Iklan - Scroll untuk Melanjutkan
Baca artikel Popmama lainnya di IDN App
thresia maretha LAKON INDONESIA (1)
Popmama.com/Putri Syifa N

Intinya sih...

  • LAKON Indonesia, ekosistem untuk pengrajin lokal

  • Perjuangan pengrajin hidup dari karya buatan mereka

  • Pengembangan produk lokal yang premium berdaya saing di internasional

Disclaimer: This summary was created using Artificial Intelligence (AI)

Tangan-tangan pengrajin menjadi penopang dari setiap cerita merek lokal satu ini. Thresia Mareta, founder dari LAKON Indonesia menceritakan kepada Popmama.com sepak terjangnya dalam membangun merek lokal ini dengan dasar dan asa dari pengrajin Indonesia di beberapa titik di Indonesia.

Tidak hanya sekedar merek, menurut Thresia hal yang dibangunnya adalah sebuah ekosistem. Tidak hanya untuk penikmat budaya batik sepertinya, tetapi juga bagi para pengrajin yang menjadi sumber karya dari LAKON Indonesia sejak 2018, tahun didirikannya mereka itu sendiri.

"LAKON Indonesia itu ekosistem bukan hanya brand fashion saja yang saya bangun. Dipikiran kita, mereka (pengrajin) yang ekonominya di bawah perlu dikasih sumbangan berbagai bentuk. Dari seragam buat anaknya, uang sekolah, biaya hidup, dan sebagainya. Tapi yang sebenarnya di dalam kelompok ini ada pengrajin itu punya keterampilan yang bisa menghasilkan," jelas Thresia kepada Popmama.com.

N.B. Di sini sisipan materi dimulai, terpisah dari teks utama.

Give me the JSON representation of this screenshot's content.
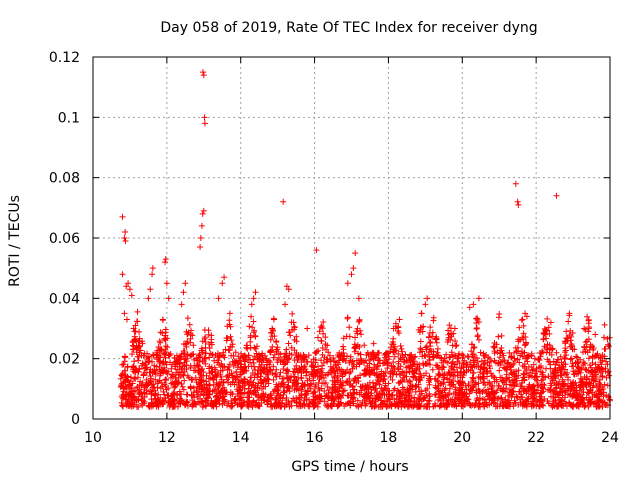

Lebih lanjut, ia berbicara mengenai ekosistem yang mendukung pengrajin untuk bisa hidup dari karya buatan mereka. Bukan khawatir dan merasa was-was tidak bisa hidup dari sana.

Berikut Popmama.com rangkum cerita lengkapnya dengan Thresia Mareta.

1. Sistem yang menjebak pengrajin lokal tidak bisa hidup

Instagram.com/thresia.mareta

Sebagai informasi, LAKON Indonesia didirikan Thresia tahun 2018. Disebutkan olehnya merek ini berdiri karena kecintaannya terhadap batik sejak kecil. LAKON Indonesia ini menurutnya adalah hal yang bisa ia lakukan untuk menyelamatkan para pengrajin batik, kain yang dicintainya sepenuh hati untuk bisa hidup dari sana.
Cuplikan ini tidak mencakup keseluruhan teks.